MIAMI - A 90-year-old activist arrested for serving meals to the homeless in Florida vowed Thursday to continue his charitable work, even if it means going to jail.
Arnold Abbott was detained on two separate occasions this week along with two pastors from local churches in Fort Lauderdale for handing out food to the city's homeless.
The activists were arrested after violating a city ordinance passed last month that places new restrictions on distribution of food to the homeless in public places.
However Abbott said Thursday he would continue his practice, telling NBC in an interview: "I'm awfully hard to intimidate.
"I certainly will follow this through until we beat them," he said. "You can't sweep the homeless under the rug.
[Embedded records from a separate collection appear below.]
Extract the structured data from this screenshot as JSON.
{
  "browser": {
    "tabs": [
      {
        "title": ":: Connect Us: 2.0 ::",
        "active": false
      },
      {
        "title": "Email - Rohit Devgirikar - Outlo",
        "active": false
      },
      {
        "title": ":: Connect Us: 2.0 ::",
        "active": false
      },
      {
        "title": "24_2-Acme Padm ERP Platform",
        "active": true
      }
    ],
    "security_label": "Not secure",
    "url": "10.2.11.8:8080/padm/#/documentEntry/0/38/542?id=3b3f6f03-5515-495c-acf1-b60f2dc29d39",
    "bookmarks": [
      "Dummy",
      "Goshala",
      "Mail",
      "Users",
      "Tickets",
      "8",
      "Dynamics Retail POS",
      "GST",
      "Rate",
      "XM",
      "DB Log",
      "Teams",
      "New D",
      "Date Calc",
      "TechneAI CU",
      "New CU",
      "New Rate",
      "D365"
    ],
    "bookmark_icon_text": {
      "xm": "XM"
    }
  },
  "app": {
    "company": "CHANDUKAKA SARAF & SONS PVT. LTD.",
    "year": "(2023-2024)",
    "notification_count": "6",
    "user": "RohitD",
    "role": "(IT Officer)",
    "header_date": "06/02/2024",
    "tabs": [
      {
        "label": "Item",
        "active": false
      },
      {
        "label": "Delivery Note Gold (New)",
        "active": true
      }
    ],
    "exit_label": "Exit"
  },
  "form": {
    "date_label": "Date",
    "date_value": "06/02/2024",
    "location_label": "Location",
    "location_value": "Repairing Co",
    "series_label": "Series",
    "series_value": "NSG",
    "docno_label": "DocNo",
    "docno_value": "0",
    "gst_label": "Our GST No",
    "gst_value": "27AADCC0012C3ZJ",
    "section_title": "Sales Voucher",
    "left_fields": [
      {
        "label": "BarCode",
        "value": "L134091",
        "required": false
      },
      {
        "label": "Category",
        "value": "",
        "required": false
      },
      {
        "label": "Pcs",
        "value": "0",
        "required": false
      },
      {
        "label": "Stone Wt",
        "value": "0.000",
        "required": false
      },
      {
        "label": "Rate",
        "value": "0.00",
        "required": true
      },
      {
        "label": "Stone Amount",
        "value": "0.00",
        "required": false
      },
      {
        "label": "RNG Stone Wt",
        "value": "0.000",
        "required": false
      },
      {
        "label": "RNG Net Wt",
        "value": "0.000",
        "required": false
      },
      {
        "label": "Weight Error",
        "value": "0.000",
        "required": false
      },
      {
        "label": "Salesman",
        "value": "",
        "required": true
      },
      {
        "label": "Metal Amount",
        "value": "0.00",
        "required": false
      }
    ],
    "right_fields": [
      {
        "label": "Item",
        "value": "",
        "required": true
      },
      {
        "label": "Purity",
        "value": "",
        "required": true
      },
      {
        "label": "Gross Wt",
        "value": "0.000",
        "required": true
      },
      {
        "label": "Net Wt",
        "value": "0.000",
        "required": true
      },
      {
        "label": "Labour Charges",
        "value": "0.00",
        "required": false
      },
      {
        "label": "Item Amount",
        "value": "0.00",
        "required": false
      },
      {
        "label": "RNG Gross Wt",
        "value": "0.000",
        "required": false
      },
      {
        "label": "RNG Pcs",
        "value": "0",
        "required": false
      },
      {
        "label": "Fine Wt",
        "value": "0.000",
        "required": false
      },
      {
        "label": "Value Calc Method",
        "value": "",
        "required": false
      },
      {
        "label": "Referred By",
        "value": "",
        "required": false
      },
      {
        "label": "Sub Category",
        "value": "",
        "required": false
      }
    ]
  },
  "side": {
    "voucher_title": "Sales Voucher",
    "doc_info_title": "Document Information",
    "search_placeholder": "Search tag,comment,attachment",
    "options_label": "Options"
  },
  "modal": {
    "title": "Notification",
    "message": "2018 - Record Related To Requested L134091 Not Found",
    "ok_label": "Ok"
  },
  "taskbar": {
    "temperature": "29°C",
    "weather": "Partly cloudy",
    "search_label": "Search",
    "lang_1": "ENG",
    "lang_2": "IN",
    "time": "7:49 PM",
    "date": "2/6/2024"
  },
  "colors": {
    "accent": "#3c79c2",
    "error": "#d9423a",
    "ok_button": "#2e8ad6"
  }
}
Abbott could be jailed for up to two months and fined $500 (S$647) if he is found in breach of the law.
The ordinance requires feeding sites to be more than 500 feet (152 meters) away from each other and 500 feet from residential properties.
Only one group distributing food to the homeless is allowed to operate on an individual city block at any one time.
Fort Lauderdale police have defended the arrests of Abbott and the two pastors, saying they are only enforcing the law.
"We would like to emphasise that the purpose of the ordinance is not to prevent the feeding of the homeless, but to balance the needs of the entire population of the city," police said in a statement.
City officials meanwhile have scrambled to manage the public relations fallout from the arrests.
"We're not a city that lacks compassion or lack kindness," Fort Lauderdale mayor Jack Seiler said.
"We just feel that if someone is homeless on the streets of Fort Lauderdale, we need to get them off the street and in the right places where they can improve their position, their situation."
Homeless rights activists say the case highlights an increasing trend by local governments across the United States to crack down on food distribution networks for the needy.
"Since January 2013, 21 cities have successfully restricted the practice of sharing food with people who are experiencing homelessness while at least 10 others have introduced ordinances that are pending approval," the National Coalition for the Homeless revealed in a report.